Depresja sprawia, że czasem naprawdę ciężko jest żyć. Myślę … i zastanawia mnie, dlaczego samobójstwo jest nacechowane negatywnie. Jeśli ktoś wybiera takie rozwiązanie świadomie, to praktycznie nie różni się ono niczym od eutanazji. Oto cierpię i postanawiam sobie w tym cierpieniu ulżyć, cóż w tym złego? Jak dotąd nie wynaleziono innego lekarstwa na ból duszy.

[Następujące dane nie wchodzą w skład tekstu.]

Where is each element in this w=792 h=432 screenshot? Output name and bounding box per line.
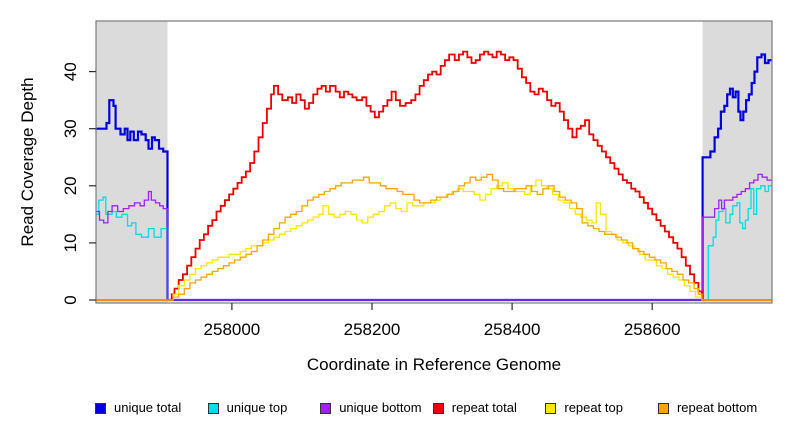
legend-label: unique bottom bbox=[339, 400, 422, 415]
shaded-region-0 bbox=[96, 21, 168, 303]
y-tick-label: 30 bbox=[61, 119, 80, 138]
series-line-repeat-bottom bbox=[96, 173, 772, 301]
series-line-repeat-top bbox=[96, 179, 772, 301]
y-tick-label: 40 bbox=[61, 62, 80, 81]
x-tick-label: 258000 bbox=[204, 320, 261, 339]
legend-label: repeat top bbox=[564, 400, 623, 415]
legend-swatch-unique-total bbox=[95, 402, 106, 414]
x-tick-label: 258400 bbox=[484, 320, 541, 339]
x-axis-title: Coordinate in Reference Genome bbox=[307, 355, 561, 374]
legend-label: unique total bbox=[114, 400, 182, 415]
legend-item-unique-total: unique total bbox=[95, 400, 208, 416]
legend-swatch-repeat-total bbox=[432, 402, 444, 414]
legend-swatch-repeat-top bbox=[545, 402, 557, 414]
shaded-regions bbox=[96, 21, 772, 303]
y-tick-label: 0 bbox=[61, 295, 80, 304]
plot-frame bbox=[95, 20, 773, 304]
series-line-unique-bottom bbox=[96, 173, 772, 301]
series-line-unique-total bbox=[96, 53, 772, 302]
y-axis-title: Read Coverage Depth bbox=[18, 77, 37, 246]
legend-item-unique-top: unique top bbox=[207, 400, 321, 416]
y-tick-label: 10 bbox=[61, 233, 80, 252]
legend-item-unique-bottom: unique bottom bbox=[320, 400, 433, 416]
legend-swatch-unique-bottom bbox=[320, 402, 332, 414]
series-lines bbox=[96, 50, 772, 302]
chart-legend: unique total unique top unique bottom re… bbox=[95, 400, 771, 416]
y-tick-label: 20 bbox=[61, 176, 80, 195]
axis-ticks: 258000 258200 258400 258600 0 10 20 30 40 bbox=[61, 62, 681, 339]
legend-item-repeat-top: repeat top bbox=[545, 400, 658, 416]
legend-item-repeat-bottom: repeat bottom bbox=[657, 400, 771, 416]
legend-label: unique top bbox=[226, 400, 288, 415]
series-line-unique-top bbox=[96, 185, 772, 301]
legend-item-repeat-total: repeat total bbox=[432, 400, 546, 416]
x-tick-label: 258600 bbox=[624, 320, 681, 339]
legend-swatch-repeat-bottom bbox=[657, 402, 669, 414]
legend-label: repeat bottom bbox=[676, 400, 758, 415]
x-tick-label: 258200 bbox=[344, 320, 401, 339]
shaded-region-1 bbox=[702, 21, 772, 303]
legend-label: repeat total bbox=[451, 400, 517, 415]
legend-swatch-unique-top bbox=[207, 402, 219, 414]
series-line-repeat-total bbox=[96, 50, 772, 301]
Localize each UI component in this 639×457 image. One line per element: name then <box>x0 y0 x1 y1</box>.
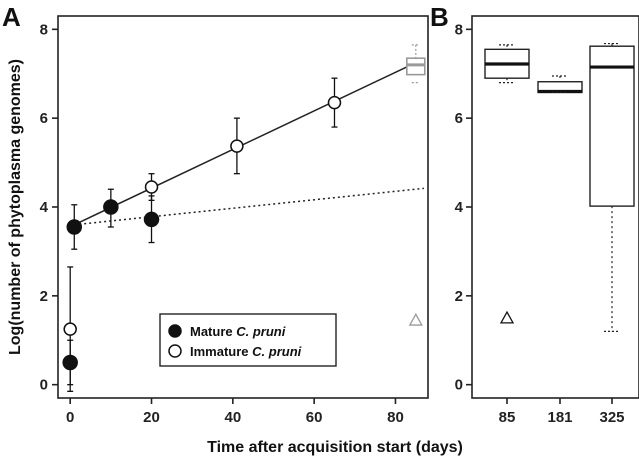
legend-box <box>159 313 337 367</box>
y-tick-label: 4 <box>40 199 49 216</box>
outlier-triangle <box>499 310 515 324</box>
panel-a-fit-lines <box>73 61 425 226</box>
y-tick-label: 2 <box>455 288 463 305</box>
x-tick-label: 80 <box>387 409 404 426</box>
y-tick-label: 2 <box>40 288 48 305</box>
x-tick-label: 40 <box>224 409 241 426</box>
panel-b-y-axis: 0 2 4 6 8 <box>455 21 472 394</box>
box-iqr <box>589 45 635 207</box>
grey-box <box>406 57 426 76</box>
mature-point <box>143 211 160 228</box>
mature-point <box>103 199 119 215</box>
x-tick-label: 0 <box>66 409 74 426</box>
immature-point <box>230 139 244 153</box>
panel-b-x-axis: 85 181 325 <box>499 398 625 426</box>
panel-a-y-axis: 0 2 4 6 8 <box>40 21 58 394</box>
x-axis-title: Time after acquisition start (days) <box>207 439 463 456</box>
legend-item-immature: Immature C. pruni <box>190 344 302 359</box>
legend-filled-circle-marker <box>168 324 182 338</box>
panel-a-data-points <box>62 77 342 392</box>
y-tick-label: 8 <box>40 21 48 38</box>
y-tick-label: 4 <box>455 199 464 216</box>
immature-trend-line <box>73 61 417 226</box>
y-tick-label: 8 <box>455 21 463 38</box>
x-tick-label: 20 <box>143 409 160 426</box>
panel-a-label: A <box>2 2 21 32</box>
y-tick-label: 0 <box>40 377 48 394</box>
panel-b-label: B <box>430 2 449 32</box>
immature-point <box>63 322 77 336</box>
y-tick-label: 6 <box>455 110 463 127</box>
legend: Mature C. pruni Immature C. pruni <box>159 313 337 367</box>
legend-open-circle-marker <box>168 344 182 358</box>
mature-point <box>66 219 83 235</box>
legend-item-mature: Mature C. pruni <box>190 324 286 339</box>
immature-point <box>327 95 342 110</box>
panel-b-boxplots <box>484 42 635 332</box>
x-tick-label: 85 <box>499 409 516 426</box>
y-tick-label: 0 <box>455 377 463 394</box>
x-tick-label: 181 <box>547 409 572 426</box>
x-tick-label: 60 <box>306 409 323 426</box>
panel-a-x-axis: 0 20 40 60 80 <box>66 398 404 426</box>
x-tick-label: 325 <box>599 409 624 426</box>
y-axis-title: Log(number of phytoplasma genomes) <box>7 59 24 355</box>
y-tick-label: 6 <box>40 110 48 127</box>
panel-a-extra-markers <box>406 44 426 326</box>
mature-trend-line <box>74 187 425 226</box>
immature-point <box>144 180 159 194</box>
grey-triangle-marker <box>408 312 423 326</box>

Don’t worry, I’m not leaving yet…
no jakbym mego męża słyszała, co głosi że samobójstwo to nic złego. Trzym się GoodGirl i się nie poddawaj, poddawanie się, nie jest w twoim stylu przecież, a życie jest fajne 😉
Depresja potrafi wyssać z człowieka życie. Dosłownie, w każdej dziedzinie. Jednak nie należy jej się poddawać. Przede wszystkim daj sobie czas na kurację 🙂 Wierzę, że wytrwasz.
Nie ma prostej odpowiedzi, nigdy nie ma.
Ale gdybym chciał spłycić, to pomyślałbym o wiekach średnich. O czasach kiedy niewielu miało przywilej decydowania. Czyjaś własność, inwentarz popełniający samobójstwo?!?
A gdybym chciał skomplikować to pomyślałbym, że dziś też jest bardzo niewielu wolnych ludzi. Takich którzy nie muszą nic narzucać innym.